- Origin: England
- Genres: New wave, synthpop
- Years active: 1979–1980 2003–present
- Labels: Virgin, Pnuma
- Members: Ken Lockie
- Past members: Keith Levene Evan Charles Terry Chimes Rick Jacks Jimmy Hughes Allan Rawlings Marco Pirroni Paul Simon Lee Robinson Stevie Shears Pete Jones Rob Doyle

= Cowboys International =

New wave and synth-pop band

Cowboys International (also stylised as Cowboys International®) were a new wave and synthpop band formed by vocalist and songwriter Ken Lockie that put out one album in 1979, The Original Sin, and a few singles before dissolving in 1980.

==History==
In the late 1970s, Ken Lockie and Keith Levene were in a band called The Quick Spurts. Changing their name to Cowboys International, the members were Lockie on lead vocals, Rick Jacks on guitar, Jimmy Hughes (formerly of The Banned) on bass, Evan Charles on piano, and ex-Clash Terry Chimes on drums.
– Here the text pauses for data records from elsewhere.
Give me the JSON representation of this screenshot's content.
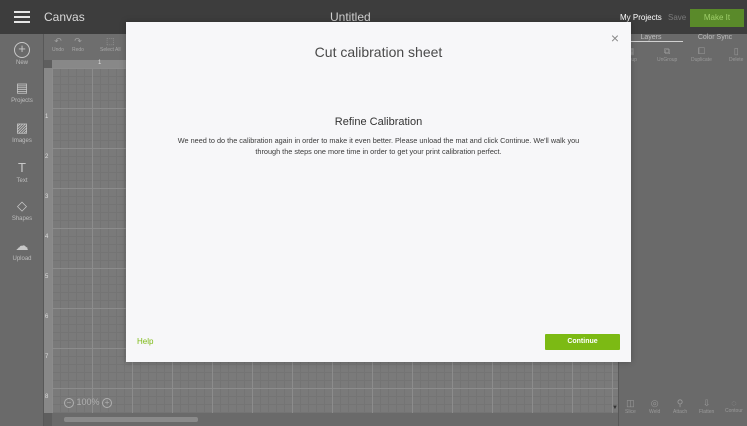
{
  "topbar": {
    "app_name": "Canvas",
    "document_title": "Untitled",
    "my_projects_label": "My Projects",
    "save_label": "Save",
    "make_it_label": "Make It"
  },
  "left_tools": [
    {
      "label": "New",
      "icon": "plus-circle-icon"
    },
    {
      "label": "Projects",
      "icon": "projects-icon"
    },
    {
      "label": "Images",
      "icon": "image-icon"
    },
    {
      "label": "Text",
      "icon": "text-icon"
    },
    {
      "label": "Shapes",
      "icon": "shapes-icon"
    },
    {
      "label": "Upload",
      "icon": "upload-icon"
    }
  ],
  "edit_toolbar": {
    "undo_label": "Undo",
    "redo_label": "Redo",
    "select_all_label": "Select All"
  },
  "rulers": {
    "top_first": "1",
    "left": [
      "1",
      "2",
      "3",
      "4",
      "5",
      "6",
      "7",
      "8"
    ]
  },
  "zoom": {
    "level": "100%"
  },
  "right_panel": {
    "tabs": [
      "Layers",
      "Color Sync"
    ],
    "actions": [
      "Group",
      "UnGroup",
      "Duplicate",
      "Delete"
    ],
    "bottom_actions": [
      "Slice",
      "Weld",
      "Attach",
      "Flatten",
      "Contour"
    ]
  },
  "modal": {
    "title": "Cut calibration sheet",
    "heading": "Refine Calibration",
    "body": "We need to do the calibration again in order to make it even better. Please unload the mat and click Continue. We'll walk you through the steps one more time in order to get your print calibration perfect.",
    "help_label": "Help",
    "continue_label": "Continue",
    "close_glyph": "×"
  },
  "colors": {
    "accent_green": "#7cba14",
    "topbar": "#3d3d3d",
    "modal_background": "#f7f7f9"
  }
}
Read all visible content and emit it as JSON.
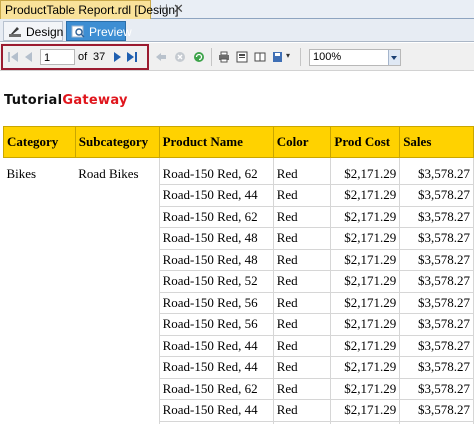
{
  "document_tab": {
    "title": "ProductTable Report.rdl [Design]"
  },
  "view_tabs": [
    {
      "label": "Design"
    },
    {
      "label": "Preview"
    }
  ],
  "toolbar": {
    "current_page": "1",
    "of_label": "of",
    "total_pages": "37",
    "zoom": "100%"
  },
  "logo": {
    "part1": "Tutorial",
    "part2": "Gateway"
  },
  "table": {
    "headers": [
      "Category",
      "Subcategory",
      "Product Name",
      "Color",
      "Prod Cost",
      "Sales"
    ],
    "rows": [
      [
        "Bikes",
        "Road Bikes",
        "Road-150 Red, 62",
        "Red",
        "$2,171.29",
        "$3,578.27"
      ],
      [
        "",
        "",
        "Road-150 Red, 44",
        "Red",
        "$2,171.29",
        "$3,578.27"
      ],
      [
        "",
        "",
        "Road-150 Red, 62",
        "Red",
        "$2,171.29",
        "$3,578.27"
      ],
      [
        "",
        "",
        "Road-150 Red, 48",
        "Red",
        "$2,171.29",
        "$3,578.27"
      ],
      [
        "",
        "",
        "Road-150 Red, 48",
        "Red",
        "$2,171.29",
        "$3,578.27"
      ],
      [
        "",
        "",
        "Road-150 Red, 52",
        "Red",
        "$2,171.29",
        "$3,578.27"
      ],
      [
        "",
        "",
        "Road-150 Red, 56",
        "Red",
        "$2,171.29",
        "$3,578.27"
      ],
      [
        "",
        "",
        "Road-150 Red, 56",
        "Red",
        "$2,171.29",
        "$3,578.27"
      ],
      [
        "",
        "",
        "Road-150 Red, 44",
        "Red",
        "$2,171.29",
        "$3,578.27"
      ],
      [
        "",
        "",
        "Road-150 Red, 44",
        "Red",
        "$2,171.29",
        "$3,578.27"
      ],
      [
        "",
        "",
        "Road-150 Red, 62",
        "Red",
        "$2,171.29",
        "$3,578.27"
      ],
      [
        "",
        "",
        "Road-150 Red, 44",
        "Red",
        "$2,171.29",
        "$3,578.27"
      ],
      [
        "",
        "",
        "Road-150 Red, 62",
        "Red",
        "$2,171.29",
        "$3,578.27"
      ]
    ]
  },
  "colors": {
    "header_bg": "#ffd200",
    "preview_tab": "#3d8ed3",
    "highlight": "#9b1b30",
    "logo_red": "#e0151c"
  },
  "icons": [
    "pin-icon",
    "close-icon",
    "design-icon",
    "preview-icon",
    "first-page-icon",
    "previous-page-icon",
    "next-page-icon",
    "last-page-icon",
    "back-icon",
    "stop-icon",
    "refresh-icon",
    "print-icon",
    "print-layout-icon",
    "page-setup-icon",
    "export-icon",
    "zoom-dropdown-icon"
  ]
}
This line-up, with a little help from Levene (who was in Public Image Ltd) recorded and released The Original Sin album in 1979.

After the releasing of the album and a tour, the band suffered important line-up changes: Chimes (who joined Billy Idol's Generation X) was replaced by Paul Simon (previously in Neo, Radio Stars and The Civilians); Jacks by Allan Rawlings and Marco Pirroni (Adam and the Ants member), who recorded some material in 1980 with the band, but they were replaced by ex-Ultravox Steve Shears; and Hughes (who joined Original Mirrors) by Lee Robinson of Boney M fame but later replaced by Pete Jones shortly afterwards; the last band alineation (Lockie, Charles, Jones, Simon and Shears) did the last band tour, which ended at the Kantkino Theatre in Berlin. The band split up in late 1980.

After the dissolving of the band, Lockie pursued a solo career, with collaborations of other former members, Simon and Shears, then other musicians who played in different bands with trajectory. Also by this time, and along with Pete Jones, he joined Public Image Ltd, reuniting with Keith Levene but his membership was brief, dedicating to producing music, but retired in the mid-1980s. Simon formed The Fallout Club, worked with John Foxx and Glen Matlock, and he now works with his brother Robin in AjantaMusic. Shears formed Faith Global, and later retired from the music business. Charles' whereabouts are unknown.

In 2003, Lockie reissued the original album along with non-album material and alternate mixes on the compilation album Revisited. He also revived Cowboys International, and began to work on more original material on The Backwards Life of Romeo, which was released in 2004.

== Discography ==
=== Studio albums ===
- The Original Sin (1979)
- The Backwards Life of Romeo (2004)

=== Compilations ===
- Revisited (2003)

=== Singles ===
- "Thrash" (b/w "Many Times (Revised)") (1979)
- "Aftermath" (b/w "Future Noise") (1979)
- "Nothing Doing" (b/w "Millions", flexi "Many Times") (Virgin, 1979)
- "Today Today" (b/w "Fixation") (February 1980)

== Legacy ==
The song "Wish" from The Original Sin was an inspiration for the song "You Ain't Got Me" by French cyberpunk band Punish Yourself as stated on the sleeve notes of their Pink Panther Party album.